Preliminary test results show Fairmont Pond may not be contaminated with mercury
Officials in the Environmental Protection Agency’s Region 8 office are still testing samples from the site.
An Environmental Protection Agency official said preliminary results from the Fairmont Pond show that there may be no mercury contamination after its detection on September 8.
Valeriy Bisyayev, the on-site federal coordinator of the EPA Region 8 office, said that with the tests so far, “everything has gone pretty well.” The EPA is still waiting for the final results, but preliminary results show that the original test may have been a fluke.
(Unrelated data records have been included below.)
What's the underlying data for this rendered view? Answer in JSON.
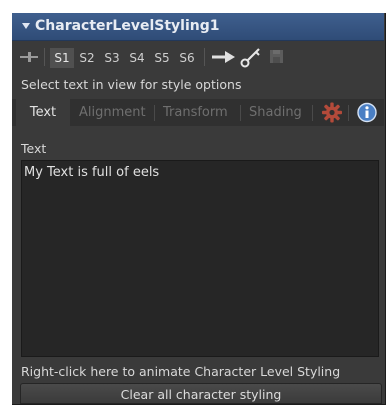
{
  "title": "CharacterLevelStyling1",
  "toolbar": {
    "slots": [
      "S1",
      "S2",
      "S3",
      "S4",
      "S5",
      "S6"
    ],
    "active_slot": "S1"
  },
  "status": "Select text in view for style options",
  "tabs": [
    {
      "label": "Text",
      "active": true
    },
    {
      "label": "Alignment",
      "active": false
    },
    {
      "label": "Transform",
      "active": false
    },
    {
      "label": "Shading",
      "active": false
    }
  ],
  "icons": {
    "collapse": "collapse-triangle-icon",
    "pin": "pin-icon",
    "arrow": "arrow-right-icon",
    "key": "key-icon",
    "save": "disk-icon",
    "settings": "gear-icon",
    "info": "info-icon"
  },
  "text_section": {
    "label": "Text",
    "value": "My Text is full of eels"
  },
  "hint": "Right-click here to animate Character Level Styling",
  "clear_button": "Clear all character styling",
  "colors": {
    "title_bar": "#3f5f8e",
    "panel_bg": "#3a3a3a",
    "field_bg": "#262626",
    "gear": "#b34a3a",
    "info": "#4a7fc4"
  }
}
“We always do our due diligence, like taking additional samples and being a little more thorough with that,” Bisyayev said.
The initial discovery of mercury came when the city was cleaning up a shard found on the pond using a rented frack tank, said Bisyayev, which is a portable tank used to transport liquids. Before the contents were disposed of, the tank tested positive for mercury – but that could be from previous use of the tank.
“It could have been in the pond, right, when they took the water,” Bisyayev said. “But that too, there might be a chance that it was part of what was in the frack tank, right?”
Bisyayev said they are using an instrument that can accurately detect mercury vapors. While walking around the pond, the only mercury detected by the instrument was near the reservoir.
The EPA also examined the site of a nearby fire that occurred on June 13 and a nearby gym being demolished, but none had traces of mercury.